To build on the words "Owning the Sun," I would add the words of Jonas Salk who probably was the basis for the former quote. In 2019, I added his words it to my commentary on the over-the-top pricing of three medical drugs included in which one was a delivery device.
"Jonas Salk had a simple answer when asked why he did not patent his vaccine; 'Can you patent the sun?' Salk was not called the “Father of Biophilosophy” without reason . . . a philosophy taking in epistemological, metaphysical, and ethical issues in the biological and biomedical sciences."
Is it really a discovery, the repackaging of the device (2 instead of one pen consisting of costs of ~$25) and labeled as EpiPen?

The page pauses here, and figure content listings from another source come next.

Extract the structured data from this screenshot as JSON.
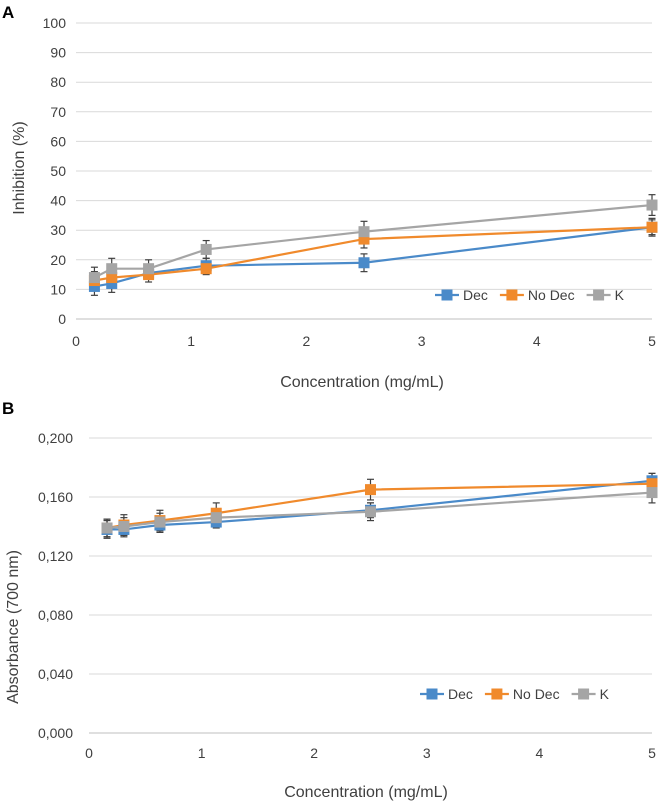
{
  "chart_data": [
    {
      "panel_label": "A",
      "type": "line",
      "title": "",
      "xlabel": "Concentration (mg/mL)",
      "ylabel": "Inhibition (%)",
      "xlim": [
        0,
        5
      ],
      "ylim": [
        0,
        100
      ],
      "x_ticks": [
        "0",
        "1",
        "2",
        "3",
        "4",
        "5"
      ],
      "y_ticks": [
        "0",
        "10",
        "20",
        "30",
        "40",
        "50",
        "60",
        "70",
        "80",
        "90",
        "100"
      ],
      "x": [
        0.16,
        0.31,
        0.63,
        1.13,
        2.5,
        5
      ],
      "legend": {
        "placement": "bottom-right",
        "layout": "horizontal"
      },
      "series": [
        {
          "name": "Dec",
          "color": "#4a8ac9",
          "values": [
            11,
            12,
            15.5,
            18,
            19,
            31
          ],
          "errors": [
            3,
            3,
            2,
            2.5,
            3,
            2.5
          ]
        },
        {
          "name": "No Dec",
          "color": "#f08a2c",
          "values": [
            13,
            14,
            15,
            17,
            27,
            31
          ],
          "errors": [
            3,
            3,
            2.5,
            2,
            3,
            3
          ]
        },
        {
          "name": "K",
          "color": "#a5a5a5",
          "values": [
            14,
            17,
            17,
            23.5,
            29.5,
            38.5
          ],
          "errors": [
            3.5,
            3.5,
            3,
            3,
            3.5,
            3.5
          ]
        }
      ]
    },
    {
      "panel_label": "B",
      "type": "line",
      "title": "",
      "xlabel": "Concentration (mg/mL)",
      "ylabel": "Absorbance (700 nm)",
      "xlim": [
        0,
        5
      ],
      "ylim": [
        0,
        0.2
      ],
      "x_ticks": [
        "0",
        "1",
        "2",
        "3",
        "4",
        "5"
      ],
      "y_ticks": [
        "0,000",
        "0,040",
        "0,080",
        "0,120",
        "0,160",
        "0,200"
      ],
      "x": [
        0.16,
        0.31,
        0.63,
        1.13,
        2.5,
        5
      ],
      "legend": {
        "placement": "bottom-right",
        "layout": "horizontal"
      },
      "series": [
        {
          "name": "Dec",
          "color": "#4a8ac9",
          "values": [
            0.138,
            0.138,
            0.141,
            0.143,
            0.151,
            0.171
          ],
          "errors": [
            0.006,
            0.005,
            0.005,
            0.004,
            0.005,
            0.005
          ]
        },
        {
          "name": "No Dec",
          "color": "#f08a2c",
          "values": [
            0.139,
            0.141,
            0.144,
            0.149,
            0.165,
            0.169
          ],
          "errors": [
            0.006,
            0.007,
            0.007,
            0.007,
            0.007,
            0.007
          ]
        },
        {
          "name": "K",
          "color": "#a5a5a5",
          "values": [
            0.139,
            0.14,
            0.143,
            0.146,
            0.15,
            0.163
          ],
          "errors": [
            0.006,
            0.006,
            0.006,
            0.005,
            0.006,
            0.007
          ]
        }
      ]
    }
  ]
}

Or Vimovo (Aleve and Nexium)? Or maybe Azer's Humalog, an old drug? $millions made by companies with little R&D and in one case the blockage of a generic device.
As far as costs? Fred Upton sponsored the 21st Century Cures Act which delivered support to medical companies. Fred was also instrumental in the blockage of the Risk Corridor for the PPACA causing companies to withdraw from providing healthcare plans. In any case, companies are able to be profitable, some even more so, as paid by citizens via the Gov.
Social and ethical behaviors goes by the wayside in many instances. Have a good holiday Merrill and be safe!